How Can the Infinite Product of (1+n^-2) Be Bounded?

[SumThePrimes]

I was wondering about the product n=1 to infinity of (1+n^-2) , I used a very unorthodox, to say the least, manipulation of complex numbers that shows that it should equal a particular number larger than 10^17 , however wolfram alpha can't seem to give me a answer, and when I sum to very large numbers, I never get over 4, although this maybe due to rounding errors.

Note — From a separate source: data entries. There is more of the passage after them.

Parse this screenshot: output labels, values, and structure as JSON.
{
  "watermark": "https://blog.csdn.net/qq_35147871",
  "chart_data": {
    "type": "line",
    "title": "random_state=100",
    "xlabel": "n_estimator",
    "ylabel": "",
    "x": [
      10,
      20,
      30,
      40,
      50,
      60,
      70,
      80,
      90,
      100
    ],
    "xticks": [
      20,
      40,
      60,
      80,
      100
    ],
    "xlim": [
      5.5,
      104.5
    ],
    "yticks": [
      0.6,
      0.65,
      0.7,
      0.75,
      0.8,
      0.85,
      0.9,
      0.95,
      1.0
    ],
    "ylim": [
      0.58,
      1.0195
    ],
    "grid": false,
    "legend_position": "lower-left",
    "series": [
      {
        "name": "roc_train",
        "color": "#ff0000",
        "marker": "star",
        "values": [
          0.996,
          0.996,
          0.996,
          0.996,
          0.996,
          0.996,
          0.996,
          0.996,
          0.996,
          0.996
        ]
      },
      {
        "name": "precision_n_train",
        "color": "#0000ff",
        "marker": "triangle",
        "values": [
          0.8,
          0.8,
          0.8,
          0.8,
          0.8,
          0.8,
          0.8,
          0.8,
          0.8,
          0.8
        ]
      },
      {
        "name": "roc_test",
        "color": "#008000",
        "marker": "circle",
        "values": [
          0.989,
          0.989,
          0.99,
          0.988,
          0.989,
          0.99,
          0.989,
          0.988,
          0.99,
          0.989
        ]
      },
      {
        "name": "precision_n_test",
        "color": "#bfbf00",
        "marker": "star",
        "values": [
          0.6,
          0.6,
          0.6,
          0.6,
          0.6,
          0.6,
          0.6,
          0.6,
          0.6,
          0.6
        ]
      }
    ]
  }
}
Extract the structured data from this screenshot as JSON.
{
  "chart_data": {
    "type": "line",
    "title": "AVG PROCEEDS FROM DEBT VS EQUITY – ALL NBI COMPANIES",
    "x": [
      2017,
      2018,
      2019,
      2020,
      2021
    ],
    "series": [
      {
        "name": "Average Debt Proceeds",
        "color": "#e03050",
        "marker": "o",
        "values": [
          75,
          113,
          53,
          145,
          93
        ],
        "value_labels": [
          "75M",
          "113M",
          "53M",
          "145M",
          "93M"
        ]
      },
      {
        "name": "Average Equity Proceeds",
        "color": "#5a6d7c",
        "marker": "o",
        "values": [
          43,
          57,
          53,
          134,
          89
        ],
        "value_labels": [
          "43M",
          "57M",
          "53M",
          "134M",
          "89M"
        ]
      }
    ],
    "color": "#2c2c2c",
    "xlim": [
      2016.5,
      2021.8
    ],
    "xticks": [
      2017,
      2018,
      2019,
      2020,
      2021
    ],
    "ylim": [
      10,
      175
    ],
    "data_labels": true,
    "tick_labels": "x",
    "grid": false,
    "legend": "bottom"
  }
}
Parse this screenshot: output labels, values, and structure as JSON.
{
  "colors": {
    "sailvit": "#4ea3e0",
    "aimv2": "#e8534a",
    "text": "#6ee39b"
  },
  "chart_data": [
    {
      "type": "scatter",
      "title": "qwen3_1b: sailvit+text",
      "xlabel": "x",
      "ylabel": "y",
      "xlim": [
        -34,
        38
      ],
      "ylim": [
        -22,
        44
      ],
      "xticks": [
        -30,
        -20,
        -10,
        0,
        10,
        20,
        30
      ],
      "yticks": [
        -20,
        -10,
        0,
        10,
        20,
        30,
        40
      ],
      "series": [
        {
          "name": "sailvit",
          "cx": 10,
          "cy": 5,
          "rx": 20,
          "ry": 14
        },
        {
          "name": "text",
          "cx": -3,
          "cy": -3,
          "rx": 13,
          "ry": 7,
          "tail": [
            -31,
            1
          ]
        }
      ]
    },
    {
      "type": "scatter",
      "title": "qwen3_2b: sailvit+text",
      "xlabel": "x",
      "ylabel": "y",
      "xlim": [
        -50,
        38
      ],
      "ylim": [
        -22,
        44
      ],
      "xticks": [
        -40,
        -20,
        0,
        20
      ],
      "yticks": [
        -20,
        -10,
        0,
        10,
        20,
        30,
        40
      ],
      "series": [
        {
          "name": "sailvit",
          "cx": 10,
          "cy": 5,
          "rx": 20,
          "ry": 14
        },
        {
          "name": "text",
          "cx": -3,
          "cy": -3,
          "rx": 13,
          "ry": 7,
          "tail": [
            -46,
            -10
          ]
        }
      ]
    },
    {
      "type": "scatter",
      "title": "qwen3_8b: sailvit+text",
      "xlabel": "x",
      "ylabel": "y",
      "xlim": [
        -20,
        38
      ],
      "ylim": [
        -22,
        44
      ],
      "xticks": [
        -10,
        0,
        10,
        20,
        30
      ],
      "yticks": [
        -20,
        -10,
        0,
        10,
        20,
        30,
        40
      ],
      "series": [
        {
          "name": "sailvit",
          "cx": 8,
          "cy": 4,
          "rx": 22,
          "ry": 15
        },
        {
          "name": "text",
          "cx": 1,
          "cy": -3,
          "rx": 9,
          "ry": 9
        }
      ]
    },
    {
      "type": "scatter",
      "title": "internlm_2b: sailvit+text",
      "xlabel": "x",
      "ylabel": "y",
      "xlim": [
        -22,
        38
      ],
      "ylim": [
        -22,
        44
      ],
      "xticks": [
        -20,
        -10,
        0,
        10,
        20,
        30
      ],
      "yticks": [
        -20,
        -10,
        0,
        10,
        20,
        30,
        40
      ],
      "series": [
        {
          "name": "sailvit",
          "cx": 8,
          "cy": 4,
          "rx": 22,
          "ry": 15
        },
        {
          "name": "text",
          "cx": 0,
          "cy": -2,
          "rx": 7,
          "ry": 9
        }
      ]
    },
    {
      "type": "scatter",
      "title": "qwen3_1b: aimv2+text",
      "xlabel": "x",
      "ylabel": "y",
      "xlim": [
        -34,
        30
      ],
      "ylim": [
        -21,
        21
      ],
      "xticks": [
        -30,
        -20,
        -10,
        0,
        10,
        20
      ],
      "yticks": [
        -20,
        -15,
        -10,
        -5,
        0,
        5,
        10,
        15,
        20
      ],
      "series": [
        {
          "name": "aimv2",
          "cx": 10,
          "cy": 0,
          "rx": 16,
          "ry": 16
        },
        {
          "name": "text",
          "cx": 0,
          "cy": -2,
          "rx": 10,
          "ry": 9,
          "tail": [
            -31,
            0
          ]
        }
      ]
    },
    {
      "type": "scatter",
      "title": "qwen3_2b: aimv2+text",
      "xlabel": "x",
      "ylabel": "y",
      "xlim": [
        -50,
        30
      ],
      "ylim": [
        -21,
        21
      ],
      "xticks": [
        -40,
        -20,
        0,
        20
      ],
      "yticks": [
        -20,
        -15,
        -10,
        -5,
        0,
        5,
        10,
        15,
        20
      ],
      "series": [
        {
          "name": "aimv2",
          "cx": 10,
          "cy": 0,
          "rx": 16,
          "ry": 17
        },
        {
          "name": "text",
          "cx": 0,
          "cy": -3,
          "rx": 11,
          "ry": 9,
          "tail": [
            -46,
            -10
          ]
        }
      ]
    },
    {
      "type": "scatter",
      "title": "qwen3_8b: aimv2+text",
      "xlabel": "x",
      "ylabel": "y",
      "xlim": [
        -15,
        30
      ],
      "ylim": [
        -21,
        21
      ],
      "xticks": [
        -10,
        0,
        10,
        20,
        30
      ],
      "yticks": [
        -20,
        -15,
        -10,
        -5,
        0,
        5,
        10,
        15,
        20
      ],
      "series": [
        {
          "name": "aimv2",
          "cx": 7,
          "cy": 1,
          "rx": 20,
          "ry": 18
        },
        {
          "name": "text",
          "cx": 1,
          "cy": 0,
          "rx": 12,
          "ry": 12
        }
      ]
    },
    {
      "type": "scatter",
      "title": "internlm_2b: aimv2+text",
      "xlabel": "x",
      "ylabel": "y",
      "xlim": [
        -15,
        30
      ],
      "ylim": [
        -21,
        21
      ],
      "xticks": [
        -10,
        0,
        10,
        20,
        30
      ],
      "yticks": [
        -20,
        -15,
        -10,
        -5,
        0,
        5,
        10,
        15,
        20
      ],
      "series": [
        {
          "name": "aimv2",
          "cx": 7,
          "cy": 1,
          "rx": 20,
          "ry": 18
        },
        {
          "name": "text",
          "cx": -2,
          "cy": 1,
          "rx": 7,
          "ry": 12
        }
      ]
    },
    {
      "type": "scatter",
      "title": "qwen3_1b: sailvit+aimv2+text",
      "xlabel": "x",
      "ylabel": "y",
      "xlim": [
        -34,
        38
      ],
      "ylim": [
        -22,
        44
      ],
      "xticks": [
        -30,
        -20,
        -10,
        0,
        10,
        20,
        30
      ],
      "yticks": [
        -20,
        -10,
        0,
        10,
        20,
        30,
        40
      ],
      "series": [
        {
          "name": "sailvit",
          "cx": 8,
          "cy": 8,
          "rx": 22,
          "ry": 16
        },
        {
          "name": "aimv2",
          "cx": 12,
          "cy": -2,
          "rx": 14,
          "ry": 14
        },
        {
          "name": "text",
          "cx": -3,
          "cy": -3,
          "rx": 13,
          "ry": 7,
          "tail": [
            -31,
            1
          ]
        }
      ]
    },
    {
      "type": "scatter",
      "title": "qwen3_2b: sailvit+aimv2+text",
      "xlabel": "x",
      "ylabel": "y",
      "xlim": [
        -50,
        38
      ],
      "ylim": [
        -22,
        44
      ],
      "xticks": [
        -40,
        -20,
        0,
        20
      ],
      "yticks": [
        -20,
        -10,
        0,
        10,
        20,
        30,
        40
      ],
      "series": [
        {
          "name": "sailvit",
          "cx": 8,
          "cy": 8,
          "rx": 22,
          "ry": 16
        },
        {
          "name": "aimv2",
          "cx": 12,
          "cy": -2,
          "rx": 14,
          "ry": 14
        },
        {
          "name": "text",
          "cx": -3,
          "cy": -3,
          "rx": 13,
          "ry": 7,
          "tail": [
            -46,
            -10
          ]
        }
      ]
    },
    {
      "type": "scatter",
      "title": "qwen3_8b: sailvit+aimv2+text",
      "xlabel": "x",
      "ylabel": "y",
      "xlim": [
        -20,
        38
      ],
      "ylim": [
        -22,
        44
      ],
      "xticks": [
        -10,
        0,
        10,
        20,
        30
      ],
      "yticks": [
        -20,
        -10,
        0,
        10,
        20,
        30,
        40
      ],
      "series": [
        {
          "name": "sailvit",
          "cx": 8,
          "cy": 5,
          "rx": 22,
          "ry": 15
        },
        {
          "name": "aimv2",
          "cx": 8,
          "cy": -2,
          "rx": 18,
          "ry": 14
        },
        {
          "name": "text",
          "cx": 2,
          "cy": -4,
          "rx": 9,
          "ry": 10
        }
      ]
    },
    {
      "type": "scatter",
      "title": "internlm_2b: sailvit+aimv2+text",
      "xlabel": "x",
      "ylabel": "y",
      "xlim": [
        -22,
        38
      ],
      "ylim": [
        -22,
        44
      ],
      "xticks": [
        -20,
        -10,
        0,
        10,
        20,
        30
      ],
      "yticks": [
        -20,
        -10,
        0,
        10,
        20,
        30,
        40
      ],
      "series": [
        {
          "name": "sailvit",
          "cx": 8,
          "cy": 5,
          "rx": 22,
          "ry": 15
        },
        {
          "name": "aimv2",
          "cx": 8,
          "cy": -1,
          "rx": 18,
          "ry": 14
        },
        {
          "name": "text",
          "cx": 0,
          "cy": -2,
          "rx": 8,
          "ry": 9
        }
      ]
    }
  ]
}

I would like any significant bounds on it whatsoever, I know it is greater than three and I know that it does converge... I was thinking of comparing it to series larger or smaller and then bounding it from above or below, but that's obvious, I think... I thought about a partial sum formula with a limit, I got 2(n!) in the denominator and in the numerator I was clueless, again wolfram alpha gave a crazy formula for the mth partial sum, I don't understand that. I assume I am wrong as 10^17 is so large for this series, but would like to be sure; or have a chance.

 

[l'Hôpital]

http://en.wikipedia.org/wiki/Infinite_product#Product_representations_of_functions

Look at the one for sine. What happens if you plug in z = i?

 

[SumThePrimes]

Wow, thank you, I am acquainted with the sines of imaginary numbers and that formula, but it never even crossed my mind... So much for e^(4*pi^2)-1 ... I wouldn't have thought an exact solution... Maybe Euler is better at infinite products than me(Just maybe... ), I actually got this from a self-derived product ... It still has merit if it converges everywhere I guess... Better than my last one that only registered ∞ or 0... so close...